While ideal for shouting matches, FitzGerald’s argument repeatedly stymies what might be more productive exchanges. Take the strange case of Crispus Attucks. Attucks was a sailor of mixed race, partly African and likely part Indian as well, who died at the hands of British soldiers in the Boston Massacre. For some people who have spotted him in textbooks in recent decades, he has become a prime example of “history by quota,” an inconsequential figure tacked on to the national story to please multiculturalists. True, Attucks did make his textbook appearance in the ’70s. But it was the 1870s. He had a prominent place in a widely read text of the era, the Young Folks’ History of the United States by Thomas Wentworth Higginson, former abolitionist, confidante of John Brown, and commander of the first regiment of African-American soldiers in the Civil War.

While used in New England and much of the North, Higginson’s book was hardly emblematic of an agreed-upon view of the past. In fact, books like it inspired White Southerners, among them the former vice president of the Confederacy, to write their own histories for students in the South. They created a sub-market that, like the Catholic one, persisted for decades. Regional cleavages became as deep as denominational ones.
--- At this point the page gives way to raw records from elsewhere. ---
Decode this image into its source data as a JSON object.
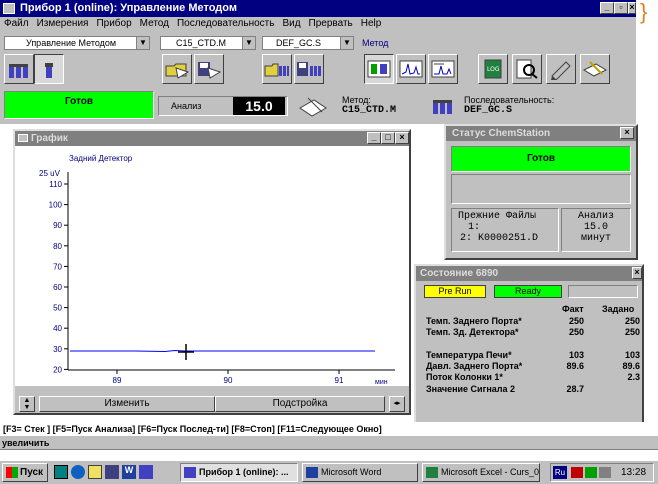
{
  "window": {
    "title": "Прибор 1 (online): Управление Методом"
  },
  "menu": [
    "Файл",
    "Измерения",
    "Прибор",
    "Метод",
    "Последовательность",
    "Вид",
    "Прервать",
    "Help"
  ],
  "toolbar": {
    "view_select": "Управление Методом",
    "method_select": "C15_CTD.M",
    "sequence_select": "DEF_GC.S",
    "method_label": "Метод"
  },
  "status": {
    "state": "Готов",
    "analysis_label": "Анализ",
    "analysis_value": "15.0",
    "method_label": "Метод:",
    "method_value": "C15_CTD.M",
    "sequence_label": "Последовательность:",
    "sequence_value": "DEF_GC.S"
  },
  "graph": {
    "title": "График",
    "detector_label": "Задний Детектор",
    "y_unit": "25 uV",
    "y_ticks": [
      "110",
      "100",
      "90",
      "80",
      "70",
      "60",
      "50",
      "40",
      "30",
      "20"
    ],
    "x_ticks": [
      "89",
      "90",
      "91"
    ],
    "x_unit": "мин",
    "btn_change": "Изменить",
    "btn_adjust": "Подстройка"
  },
  "chemstation": {
    "title": "Статус ChemStation",
    "state": "Готов",
    "prev_files_label": "Прежние Файлы",
    "file1": "1:",
    "file2": "2: K0000251.D",
    "analysis_label": "Анализ",
    "analysis_value": "15.0",
    "analysis_unit": "минут"
  },
  "gc": {
    "title": "Состояние 6890",
    "prerun": "Pre Run",
    "ready": "Ready",
    "col_fact": "Факт",
    "col_set": "Задано",
    "rows": [
      {
        "label": "Темп. Заднего Порта*",
        "fact": "250",
        "set": "250"
      },
      {
        "label": "Темп. Зд. Детектора*",
        "fact": "250",
        "set": "250"
      },
      {
        "label": "Температура Печи*",
        "fact": "103",
        "set": "103"
      },
      {
        "label": "Давл. Заднего Порта*",
        "fact": "89.6",
        "set": "89.6"
      },
      {
        "label": "Поток Колонки 1*",
        "fact": "",
        "set": "2.3"
      },
      {
        "label": "Значение Сигнала 2",
        "fact": "28.7",
        "set": ""
      }
    ]
  },
  "fkeys": "[F3= Стек ]  [F5=Пуск Анализа]  [F6=Пуск Послед-ти]  [F8=Стоп]  [F11=Следующее Окно]",
  "hint": "увеличить",
  "taskbar": {
    "start": "Пуск",
    "items": [
      "Прибор 1 (online): ...",
      "Microsoft Word",
      "Microsoft Excel - Curs_0..."
    ],
    "time": "13:28"
  },
  "colors": {
    "green": "#00ff00",
    "yellow": "#ffff00",
    "navy": "#000080",
    "trace": "#0000ff"
  }
}
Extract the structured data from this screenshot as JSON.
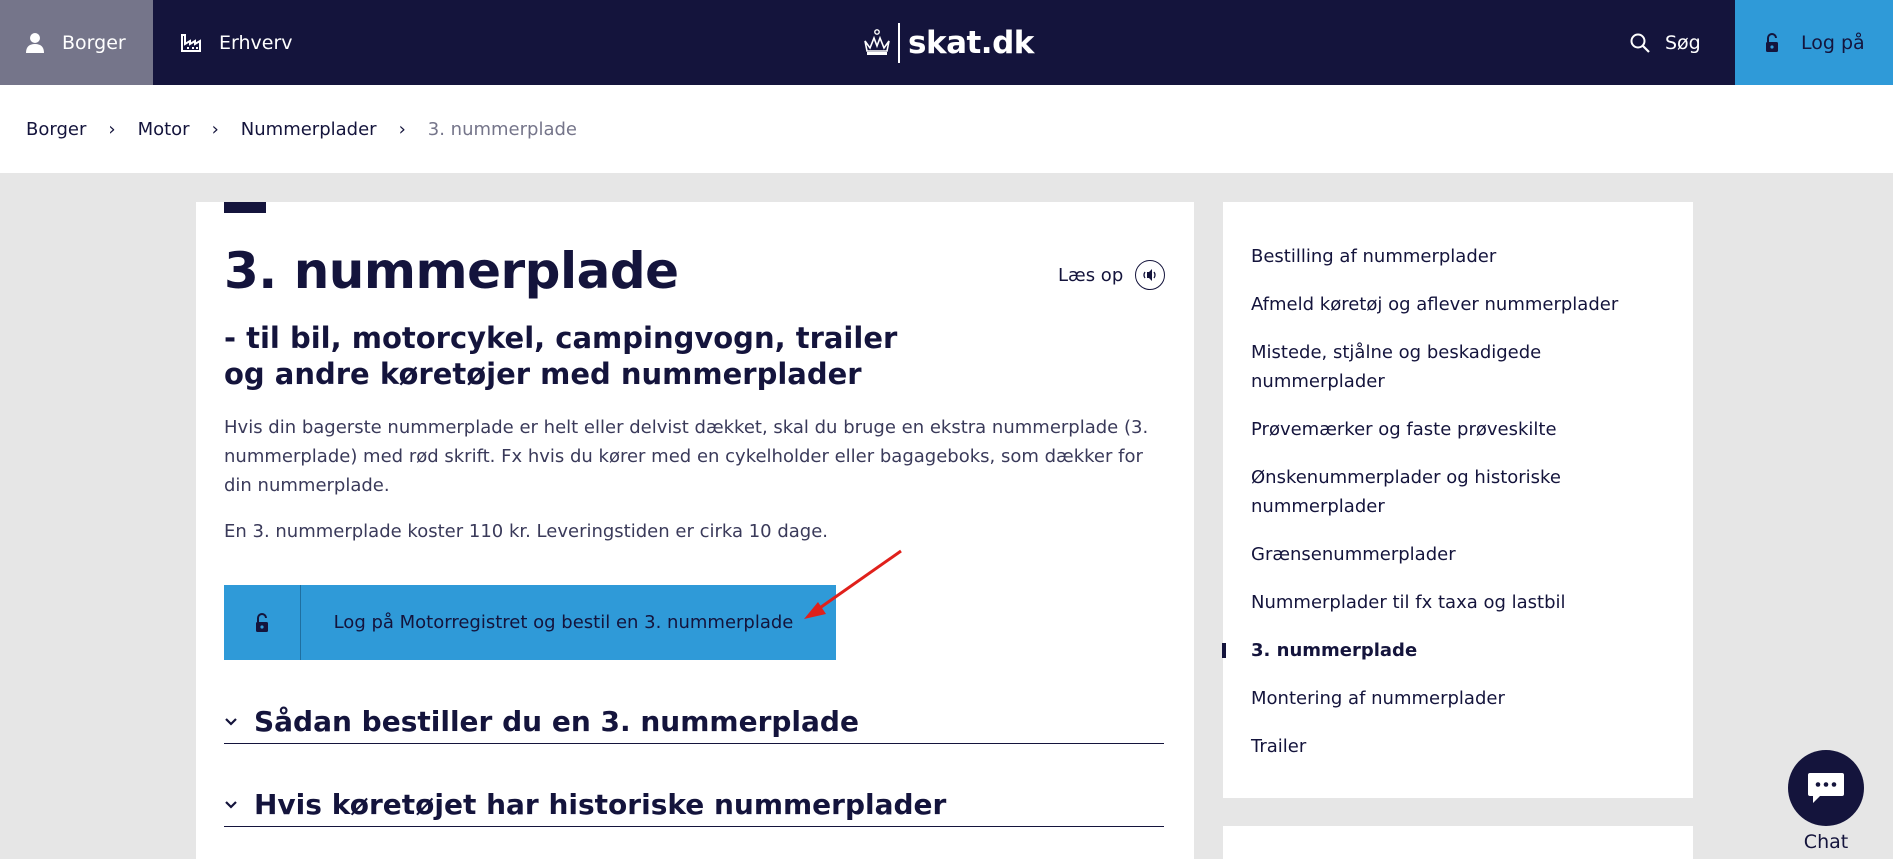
{
  "header": {
    "tab_borger": "Borger",
    "tab_erhverv": "Erhverv",
    "logo_text": "skat.dk",
    "search_label": "Søg",
    "login_label": "Log på"
  },
  "breadcrumb": {
    "items": [
      "Borger",
      "Motor",
      "Nummerplader"
    ],
    "current": "3. nummerplade"
  },
  "main": {
    "title": "3. nummerplade",
    "read_aloud": "Læs op",
    "subtitle": "- til bil, motorcykel, campingvogn, trailer og andre køretøjer med nummerplader",
    "intro": "Hvis din bagerste nummerplade er helt eller delvist dækket, skal du bruge en ekstra nummerplade (3. nummerplade) med rød skrift. Fx hvis du kører med en cykelholder eller bagageboks, som dækker for din nummerplade.",
    "price": "En 3. nummerplade koster 110 kr. Leveringstiden er cirka 10 dage.",
    "cta_label": "Log på Motorregistret og bestil en 3. nummerplade",
    "accordions": [
      "Sådan bestiller du en 3. nummerplade",
      "Hvis køretøjet har historiske nummerplader"
    ]
  },
  "sidenav": {
    "items": [
      "Bestilling af nummerplader",
      "Afmeld køretøj og aflever nummerplader",
      "Mistede, stjålne og beskadigede nummerplader",
      "Prøvemærker og faste prøveskilte",
      "Ønskenummerplader og historiske nummerplader",
      "Grænsenummerplader",
      "Nummerplader til fx taxa og lastbil",
      "3. nummerplade",
      "Montering af nummerplader",
      "Trailer"
    ],
    "active_index": 7
  },
  "chat": {
    "label": "Chat"
  },
  "colors": {
    "navy": "#14143c",
    "accent_blue": "#2f9ad8",
    "tab_active_grey": "#75758a",
    "background_grey": "#e6e6e6",
    "annotation_arrow": "#e0201b"
  }
}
To argue the legitimacy of putting Attucks into history books, we have to understand the social and political forces that once took him out.

The point here is not that nothing has changed. The context for disputes over history teaching shifted significantly from the 1870s to the 1960s to the present, and that evolution has much to teach us. But what has persisted, particularly in the last twenty years, is the tendency to frame discussions of the curriculum with champions of a hoary, “traditional” history on one side and “revisionists” on the other. Bereft of a more nuanced understanding of how Americans have understood and taught their past, we endlessly circle around a mythical version of the 1960s and all the change those years are said to have wrought.

Perhaps a variation on George Santayana’s much overused dictum is appropriate. Those who do not learn from the history wars of the past are condemned to repeat them.